A Crystal Dynamics está a usar uma só voz e uma interpretação confiante para sinalizar uma nova era para Lara: mais velha, mais segura de si e emocionalmente mais complexa do que a original dos anos 90 ou a recente trilogia de origem.
Para jogadores de longa data, isto significa uma nova leitura de uma personagem que quase conhecem de cor. Para quem chega agora, esta Lara pretende ser a “versão por defeito”, a que une um legado confuso de reboots e reinterpretações numa saga coerente.
Tomb Raider: Catalyst - um novo capítulo na Índia
Tomb Raider: Catalyst é o próximo grande lançamento de referência da Crystal Dynamics, desenvolvido em parceria com a Amazon Games e construído no Unreal Engine 5. O estúdio descreve-o internamente como o seu Tomb Raider mais ambicioso até hoje, tanto na escala como na forma como reorganiza a cronologia da série.
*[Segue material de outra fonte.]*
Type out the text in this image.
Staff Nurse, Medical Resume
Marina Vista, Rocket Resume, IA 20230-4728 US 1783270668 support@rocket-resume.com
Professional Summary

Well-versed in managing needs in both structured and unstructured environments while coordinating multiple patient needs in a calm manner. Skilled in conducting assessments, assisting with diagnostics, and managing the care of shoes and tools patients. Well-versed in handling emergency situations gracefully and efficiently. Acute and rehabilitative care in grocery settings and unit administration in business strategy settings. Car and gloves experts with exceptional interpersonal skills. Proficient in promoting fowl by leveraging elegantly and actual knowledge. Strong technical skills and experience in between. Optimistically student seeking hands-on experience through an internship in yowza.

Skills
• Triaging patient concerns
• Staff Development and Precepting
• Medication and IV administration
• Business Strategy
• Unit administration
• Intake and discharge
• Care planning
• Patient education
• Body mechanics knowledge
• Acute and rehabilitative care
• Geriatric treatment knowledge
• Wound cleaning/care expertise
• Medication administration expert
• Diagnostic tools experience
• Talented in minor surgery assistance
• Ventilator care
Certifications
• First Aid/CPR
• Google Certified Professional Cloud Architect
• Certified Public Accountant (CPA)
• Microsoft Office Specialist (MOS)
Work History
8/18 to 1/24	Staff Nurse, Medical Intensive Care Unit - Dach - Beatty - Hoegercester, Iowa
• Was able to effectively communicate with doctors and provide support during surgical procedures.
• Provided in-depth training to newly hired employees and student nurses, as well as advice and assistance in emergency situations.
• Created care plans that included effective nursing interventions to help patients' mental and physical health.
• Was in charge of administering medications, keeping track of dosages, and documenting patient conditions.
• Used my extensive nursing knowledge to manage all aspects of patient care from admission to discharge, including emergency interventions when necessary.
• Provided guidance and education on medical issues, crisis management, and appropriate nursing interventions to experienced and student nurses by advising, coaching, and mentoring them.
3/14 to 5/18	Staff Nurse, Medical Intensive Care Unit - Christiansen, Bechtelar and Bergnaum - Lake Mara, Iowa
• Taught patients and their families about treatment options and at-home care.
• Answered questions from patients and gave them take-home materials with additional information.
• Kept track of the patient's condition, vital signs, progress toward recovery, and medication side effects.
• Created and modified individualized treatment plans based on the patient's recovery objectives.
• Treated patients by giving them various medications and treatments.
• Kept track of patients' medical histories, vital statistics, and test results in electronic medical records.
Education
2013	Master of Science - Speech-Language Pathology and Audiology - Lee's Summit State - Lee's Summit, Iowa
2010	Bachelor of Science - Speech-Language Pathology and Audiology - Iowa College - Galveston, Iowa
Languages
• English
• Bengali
Uma Lara mais velha, após Underworld
Cronologicamente, Catalyst decorre vários anos depois de Tomb Raider: Underworld, o título de 2008 que originalmente encerrou a era “Legend”. A trilogia Survivor moderna - Tomb Raider (2013), Rise e Shadow - passa agora a ser enquadrada como o início da história de Lara. Catalyst retoma com uma exploradora experiente, que já sabe do que é capaz.
O jogo é descrito como uma história autónoma: respeita os fãs de longa data, mas foi pensado para que alguém que nunca tenha tocado em Tomb Raider possa entrar diretamente, sem “trabalho de casa”.
Uma vasta expedição na Índia
A história leva Lara ao norte da Índia, à procura de vestígios de um cataclismo antigo. Esse evento deixou segredos enterrados e despertou forças estranhas, desencadeando uma corrida que mistura mito, tecnologia perdida e ganância moderna.
A Crystal Dynamics sugere várias linhas narrativas entrelaçadas:
- Caçadores de tesouros rivais a competir pelos mesmos artefactos
- Ruínas fraturadas e túmulos gigantes espalhados por uma grande região aberta
- Poderes mitológicos com consequências diretas para o futuro da humanidade
- Dilemas pessoais sobre confiança, traição e responsabilidade
O mundo aberto é um foco-chave. O estúdio promete a maior paisagem de sempre na história de Tomb Raider, com exploração mais livre, túmulos em camadas (em vez de simples “salas laterais”) e puzzles ambientais mais intrincados, em que a própria travessia faz parte do enigma.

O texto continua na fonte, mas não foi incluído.